Don’t confuse Taylor Holland with Holland Taylor, the septuagenarian Hollywood actress who played Truman’s mother in The Truman Show and many other forgotten roles in U.S. sitcoms. He is her namesake, a different American, thirty years her junior. A photographer and graphic designer, Holland also dabbles in animation with an atmosphere fairly similar to the fragments we have been given to see: geometric and very colorful.
The Eurobus project started with a bike ride on the Champ de Mars in 2011, when Taylor Holland came across a rainbow-colored bus. A few days later, he could not get this bus, which he was never able to catch, out of his mind. He embarked on a desperate search for it through Paris. “If you see a guy on a bike in Paris about to get run over by a tour bus because he’s too busy taking pictures of it — that’s probably me!”
He collected about a hundred specimens (of which 58 had been published), each one bearing wilder graphics than the the next. “ There is no visual rules for this art form, so those work can land anywhere on a scale that goes from strange to transcendental.
Holland photographs these three-dimensial tableaux criss-crossing the highways of Europe by framing his images. The support is relegated to the background and often only alluded by a piece of tire, a headlight or the outline of a door, to the point where some of these pictures become paintings in their own right.

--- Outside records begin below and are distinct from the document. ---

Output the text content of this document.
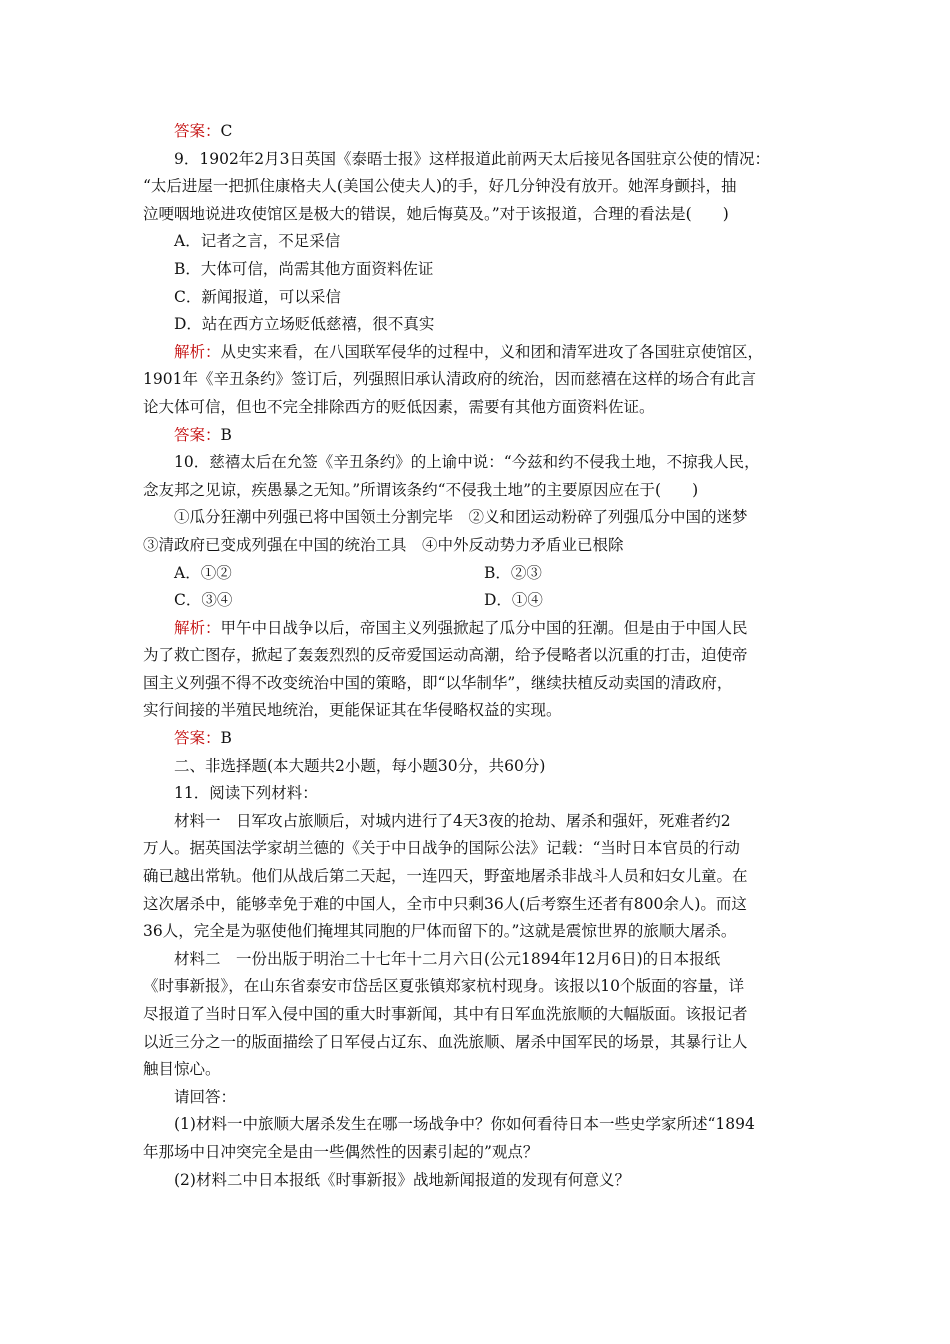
答案：C
9．1902年2月3日英国《泰晤士报》这样报道此前两天太后接见各国驻京公使的情况：
“太后进屋一把抓住康格夫人(美国公使夫人)的手，好几分钟没有放开。她浑身颤抖，抽
泣哽咽地说进攻使馆区是极大的错误，她后悔莫及。”对于该报道，合理的看法是(　　)
A．记者之言，不足采信
B．大体可信，尚需其他方面资料佐证
C．新闻报道，可以采信
D．站在西方立场贬低慈禧，很不真实
解析：从史实来看，在八国联军侵华的过程中，义和团和清军进攻了各国驻京使馆区，
1901年《辛丑条约》签订后，列强照旧承认清政府的统治，因而慈禧在这样的场合有此言
论大体可信，但也不完全排除西方的贬低因素，需要有其他方面资料佐证。
答案：B
10．慈禧太后在允签《辛丑条约》的上谕中说：“今兹和约不侵我土地，不掠我人民，
念友邦之见谅，疾愚暴之无知。”所谓该条约“不侵我土地”的主要原因应在于(　　)
①瓜分狂潮中列强已将中国领土分割完毕　②义和团运动粉碎了列强瓜分中国的迷梦
③清政府已变成列强在中国的统治工具　④中外反动势力矛盾业已根除
A．①②	B．②③
C．③④	D．①④
解析：甲午中日战争以后，帝国主义列强掀起了瓜分中国的狂潮。但是由于中国人民
为了救亡图存，掀起了轰轰烈烈的反帝爱国运动高潮，给予侵略者以沉重的打击，迫使帝
国主义列强不得不改变统治中国的策略，即“以华制华”，继续扶植反动卖国的清政府，
实行间接的半殖民地统治，更能保证其在华侵略权益的实现。
答案：B
二、非选择题(本大题共2小题，每小题30分，共60分)
11．阅读下列材料：
材料一　日军攻占旅顺后，对城内进行了4天3夜的抢劫、屠杀和强奸，死难者约2
万人。据英国法学家胡兰德的《关于中日战争的国际公法》记载：“当时日本官员的行动
确已越出常轨。他们从战后第二天起，一连四天，野蛮地屠杀非战斗人员和妇女儿童。在
这次屠杀中，能够幸免于难的中国人，全市中只剩36人(后考察生还者有800余人)。而这
36人，完全是为驱使他们掩埋其同胞的尸体而留下的。”这就是震惊世界的旅顺大屠杀。
材料二　一份出版于明治二十七年十二月六日(公元1894年12月6日)的日本报纸
《时事新报》，在山东省泰安市岱岳区夏张镇郑家杭村现身。该报以10个版面的容量，详
尽报道了当时日军入侵中国的重大时事新闻，其中有日军血洗旅顺的大幅版面。该报记者
以近三分之一的版面描绘了日军侵占辽东、血洗旅顺、屠杀中国军民的场景，其暴行让人
触目惊心。
请回答：
(1)材料一中旅顺大屠杀发生在哪一场战争中？你如何看待日本一些史学家所述“1894
年那场中日冲突完全是由一些偶然性的因素引起的”观点？
(2)材料二中日本报纸《时事新报》战地新闻报道的发现有何意义？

The fragments help to sum up and inform us about the identity that the driver was trying to put across when they started their tour or journey. The series form lets us navigate through the various movements in graphic art, from the triumph of the polished fresco by a painter who traded his canvass for a wall, to the insanity of digital art when it plays with lines and vectors, collages and gradients. Reading Taylor Holland’s blog, you sometimes wonder if an image belongs to the Eurobus series or another work. Play one of his videos, and it’s as if the patterns started to become animated — psychadelic and hypnotic.

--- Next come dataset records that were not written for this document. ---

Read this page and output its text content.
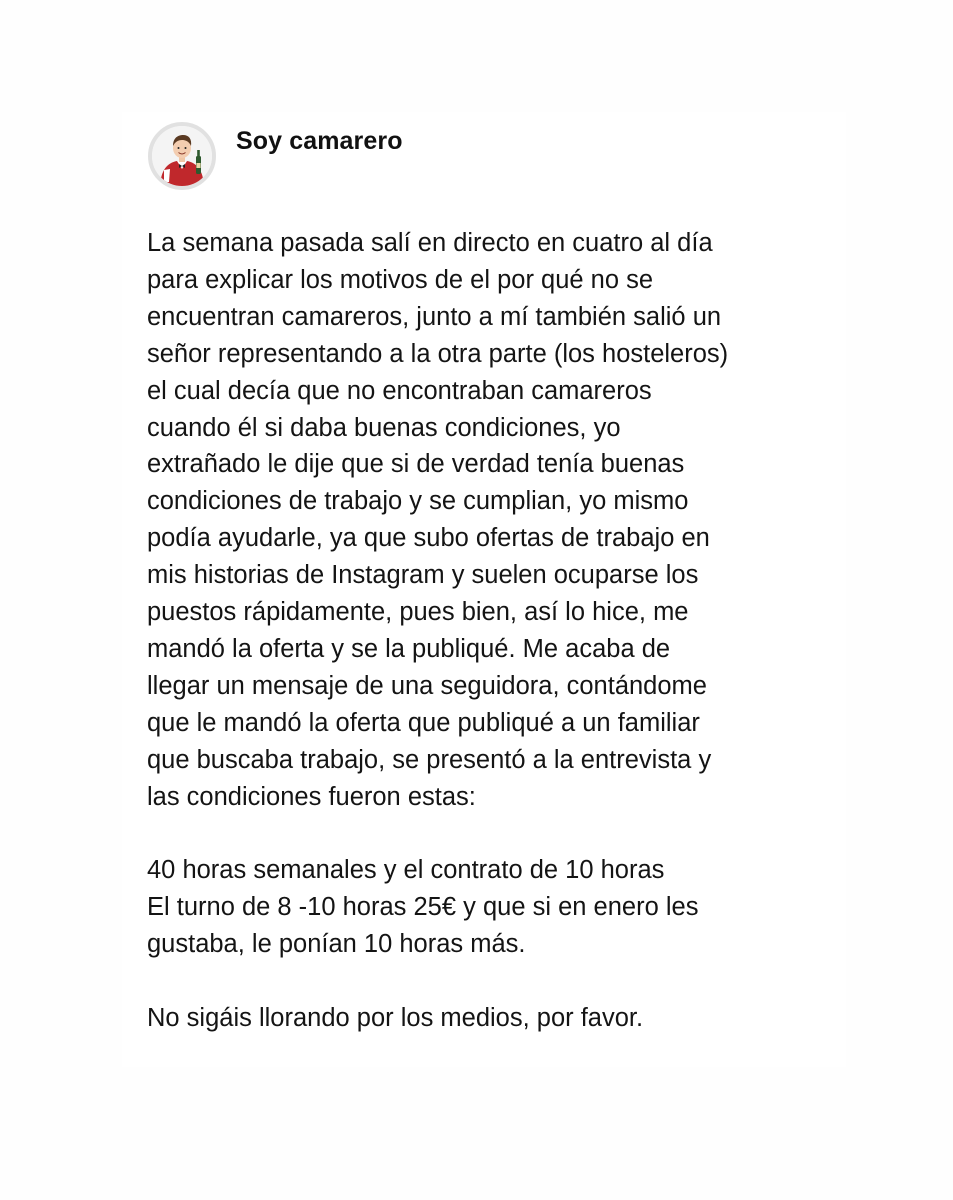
Soy camarero

La semana pasada salí en directo en cuatro al día
para explicar los motivos de el por qué no se
encuentran camareros, junto a mí también salió un
señor representando a la otra parte (los hosteleros)
el cual decía que no encontraban camareros
cuando él si daba buenas condiciones, yo
extrañado le dije que si de verdad tenía buenas
condiciones de trabajo y se cumplian, yo mismo
podía ayudarle, ya que subo ofertas de trabajo en
mis historias de Instagram y suelen ocuparse los
puestos rápidamente, pues bien, así lo hice, me
mandó la oferta y se la publiqué. Me acaba de
llegar un mensaje de una seguidora, contándome
que le mandó la oferta que publiqué a un familiar
que buscaba trabajo, se presentó a la entrevista y
las condiciones fueron estas:

40 horas semanales y el contrato de 10 horas
El turno de 8 -10 horas 25€ y que si en enero les
gustaba, le ponían 10 horas más.

No sigáis llorando por los medios, por favor.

If you type “ fresco” and “chassis” into Google, you’ll come across one of those artists who works with an aerographic tool and a computer. The web sites “Spraydechezvous.com”, “Aerodream.com” or “Aerofantazy.com” offer a good sample of their talents.
“I would love it if some of them would introduce themselves so I could credit them for their work and maybe borrow it for a day to make one of these buses.” Will the artists recognize themselves?